Tuesday, 26 April 2011

Tuesday 26th. April 2011

Just 12C. on the car thermometer , as I arrived up on the Downs this morning , and with a stiff breeze blowing from the NE , even when the sun peered through , it was still cool . I wondered if the different conditions would produce different results with the reptiles , but apart from a large female Adder , that I have been expecting to see for the last few visits , nothing had changed . Just her , 9 Slow Worms and a single Common Lizard , was all that was recorded today . It was a good job that some of the flowers had come into flower , including the Horseshoe Vetch/Hippocrepis comosa , similar to Bird's-foot-Trefoil , which is also flowering , but not so robust . An important plant , as it is the foodplant of the Chalkhill Blue which will hopefully on the wing in July/August . Also in flower this visit was it's relation Sainfoin/Onobrychis viciifolia , the pair of them being members of the Pea family . Even in the cool conditions , I recorded my first Small Heath of the year , a pristine male . The conditions didn't stop the business in hand for this female Green Hairstreak ( sorry Warren ) , as she meticulously chose where she was going to lay her eggs . The species will use several plants , Dogwood , Broom , Gorse , Bird's-foot-trefoil , or , as in this case Common Rock Rose . I watched her for quite some time , and after she moved on , I found one of those eggs that she had laid , tucked down in the tender new leaves of the plant .
Day flying moths were also found in numbers , with 15+ Treble Bar , 5+ Burnet Companion , pictured , so it won't be long before the Burnet Moths show , as it's name denotes , and yet another member of the Pyrausta family , P. nigrata , although they shouldn't be on the wing for another month , several were seen today . Before leaving , a check on the Early Purple Orchids revealed 44 flower spikes , with most flowers now fully open . On the bottom track , 1000s of tiny yellow flowers on the Crosswort has turned the green ground vegetation yellow .
Two species found need some searching , but I'll post them whilst doing so , an insect with Wasp markings on the abdomen and orange legs and antennae , and after much digging and head scratching , I think this Wasp-like insect is in fact a Bee - Nomada goodeniana . I'm sure this has come up before , just a shame the old grey matter can't retain the information these days .
and a moth , which I think is not a day flier , as it was being buffeted about by that wind badly .
Once again , I am endebted to Dean/DDD , who has identified the moth as a Lace Border , thanks Dean .


Dean said...

Greenie, i can help with the moth and what a cracker of a Lace Border it is.

Warren Baker said...

I'll be over to nick those hairstreak eggs Greenie :-)

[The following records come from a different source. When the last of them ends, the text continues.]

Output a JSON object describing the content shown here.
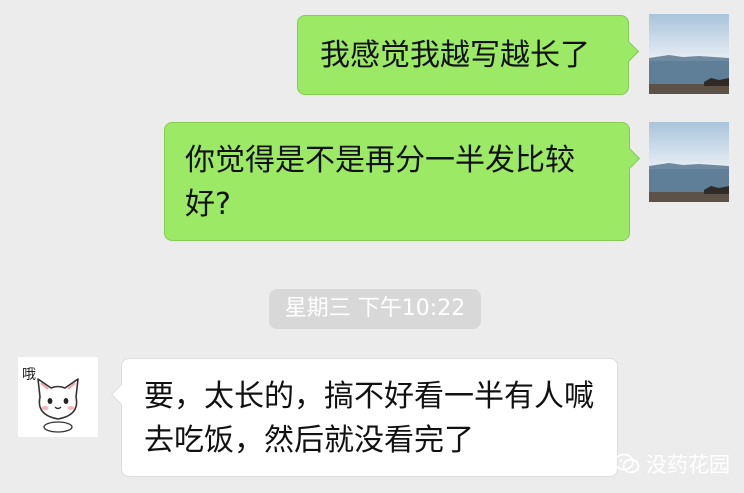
{
  "messages": [
    {
      "side": "sent",
      "text": "我感觉我越写越长了"
    },
    {
      "side": "sent",
      "text": "你觉得是不是再分一半发比较好?"
    },
    {
      "side": "received",
      "text": "要，太长的，搞不好看一半有人喊去吃饭，然后就没看完了"
    }
  ],
  "timestamp": "星期三 下午10:22",
  "contact_avatar": {
    "label": "哦",
    "icon": "cat-sticker-icon"
  },
  "self_avatar": {
    "icon": "seaside-photo-icon"
  },
  "watermark": {
    "text": "没药花园",
    "icon": "wechat-icon"
  },
  "colors": {
    "background": "#ececec",
    "sent_bubble": "#9ce965",
    "received_bubble": "#ffffff",
    "timestamp_pill": "#d8d8d8"
  }
}
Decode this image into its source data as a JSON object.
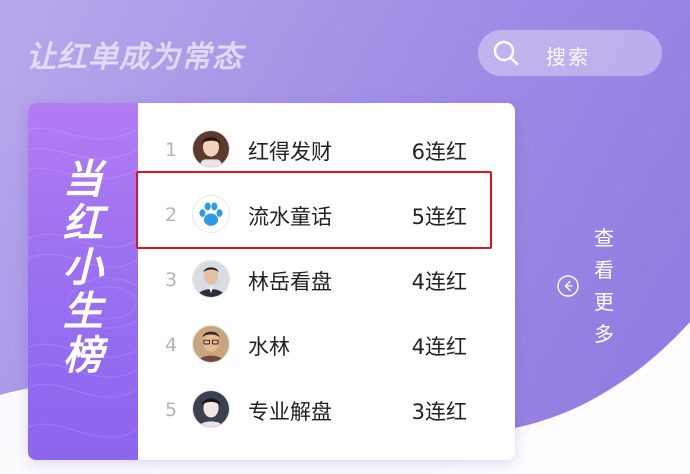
{
  "header": {
    "slogan": "让红单成为常态",
    "search_label": "搜索",
    "search_icon": "search-icon"
  },
  "banner": {
    "title_chars": [
      "当",
      "红",
      "小",
      "生",
      "榜"
    ]
  },
  "leaderboard": {
    "rows": [
      {
        "rank": "1",
        "name": "红得发财",
        "streak": "6连红",
        "avatar": "photo-woman"
      },
      {
        "rank": "2",
        "name": "流水童话",
        "streak": "5连红",
        "avatar": "paw-print",
        "highlighted": true
      },
      {
        "rank": "3",
        "name": "林岳看盘",
        "streak": "4连红",
        "avatar": "photo-man-suit"
      },
      {
        "rank": "4",
        "name": "水林",
        "streak": "4连红",
        "avatar": "photo-man-glasses"
      },
      {
        "rank": "5",
        "name": "专业解盘",
        "streak": "3连红",
        "avatar": "photo-woman-2"
      }
    ]
  },
  "view_more": {
    "chars": [
      "查",
      "看",
      "更",
      "多"
    ],
    "icon": "arrow-left-circle-icon"
  },
  "colors": {
    "highlight_border": "#e0141c",
    "banner_top": "#b27cf2",
    "banner_bottom": "#8c66ee",
    "paw_blue": "#2f9be6"
  }
}
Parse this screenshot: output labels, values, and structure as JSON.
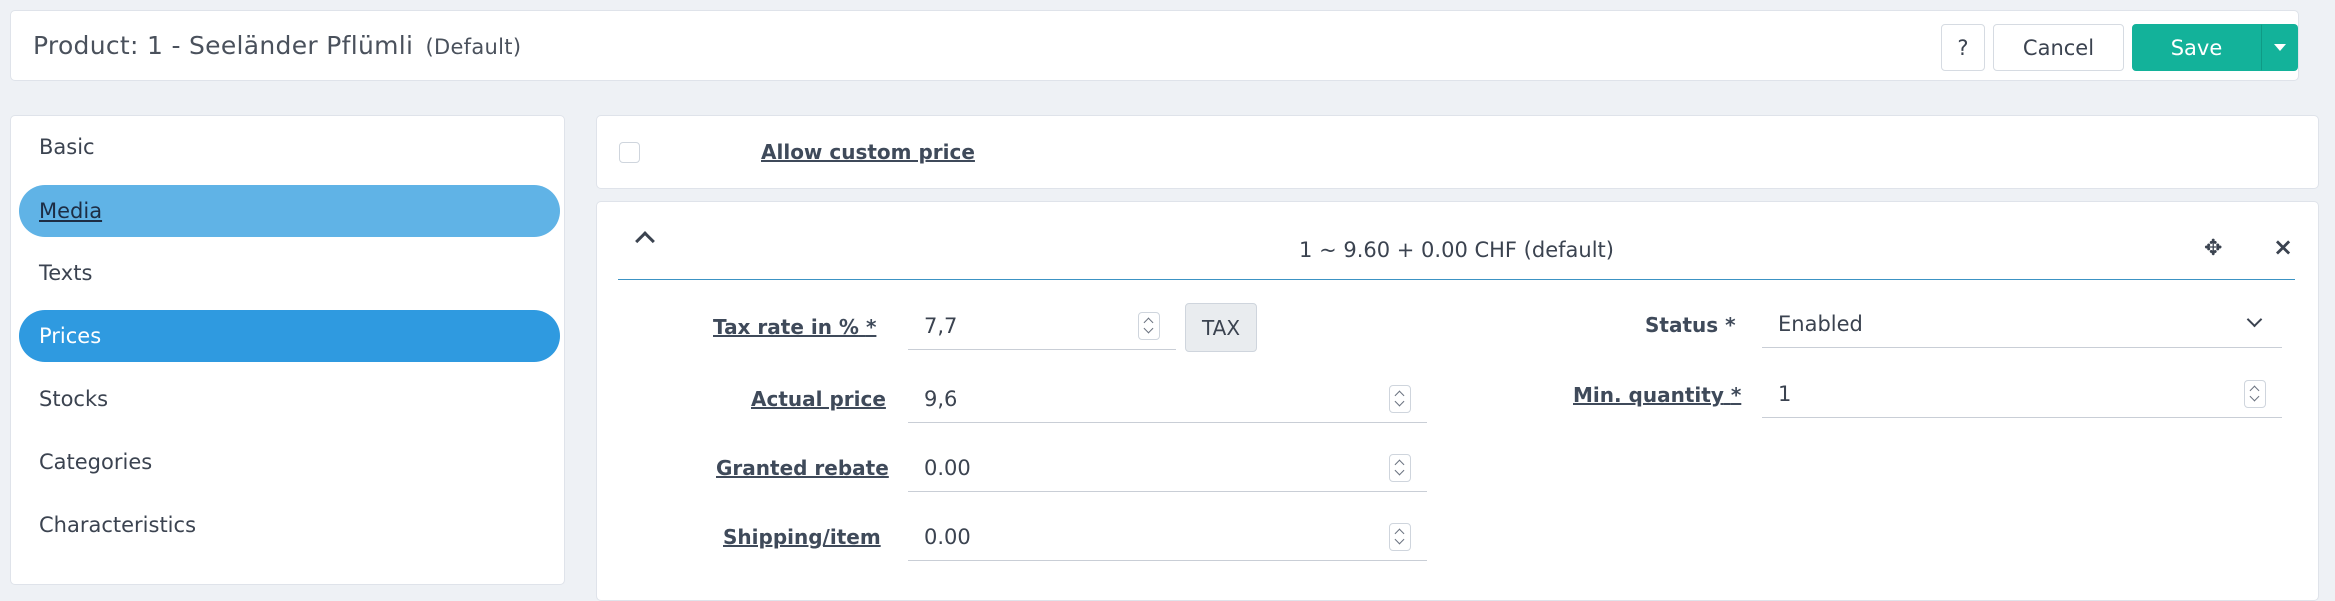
{
  "header": {
    "title": "Product: 1 - Seeländer Pflümli",
    "variant": "(Default)",
    "help_label": "?",
    "cancel_label": "Cancel",
    "save_label": "Save"
  },
  "sidebar": {
    "items": [
      {
        "label": "Basic"
      },
      {
        "label": "Media"
      },
      {
        "label": "Texts"
      },
      {
        "label": "Prices"
      },
      {
        "label": "Stocks"
      },
      {
        "label": "Categories"
      },
      {
        "label": "Characteristics"
      }
    ]
  },
  "custom_price": {
    "label": "Allow custom price",
    "checked": false
  },
  "price": {
    "title": "1 ~ 9.60 + 0.00 CHF (default)",
    "tax_rate_label": "Tax rate in %",
    "tax_rate_value": "7,7",
    "tax_button": "TAX",
    "actual_price_label": "Actual price",
    "actual_price_value": "9,6",
    "granted_rebate_label": "Granted rebate",
    "granted_rebate_value": "0.00",
    "shipping_label": "Shipping/item",
    "shipping_value": "0.00",
    "status_label": "Status *",
    "status_value": "Enabled",
    "min_quantity_label": "Min. quantity",
    "min_quantity_value": "1",
    "required_mark": "*"
  },
  "colors": {
    "save": "#13b29a",
    "nav_active": "#2f9ae0",
    "nav_hover": "#60b3e6"
  }
}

I dont think i've got any of those plant species needed for GH to lay eggs on :-(

Phil said...

Good stuff again Greenie.Looks like I chose the right day to see the Adders didn't I.
Do butterflies droop their antennas when they are egg laying, i've noticed this with your shots and also mine of the Holly Blues lately.

Ken. said...

Hi Greenie.
Seems as if you picked a good day for moth watching,
Have a good day out with Phil tomorrow.

ShySongbird said...

A good mixed bag again Greenie. Lovely photo of the orchid, glad to hear they are doing well.

Like Warren, I would love to see a Green Hairstreak but don't think I ever have.

The Wessex Reiver said...

Hi Greenie, I'm trying to ID your wasp like insect, I'll check at home with my books. It is worth putting the photo onto the fantastic i-spot site run by the Open University, sure to be ID'd, there http://www.ispot.org.uk/

The Wessex Reiver said...

Hi Greenie, the insect is a nomada bee, but from the photo neither myself or a colleague can be exactly sure as there are many nomada bees which look similar. It is probably the 'fairly' common Nomada goodeniana


These are parasitic on solitary bees. Hope that helps. Andrew

Simon said...

Great orchid flower shot, wonderful to see the Green Hairstreak egg laying!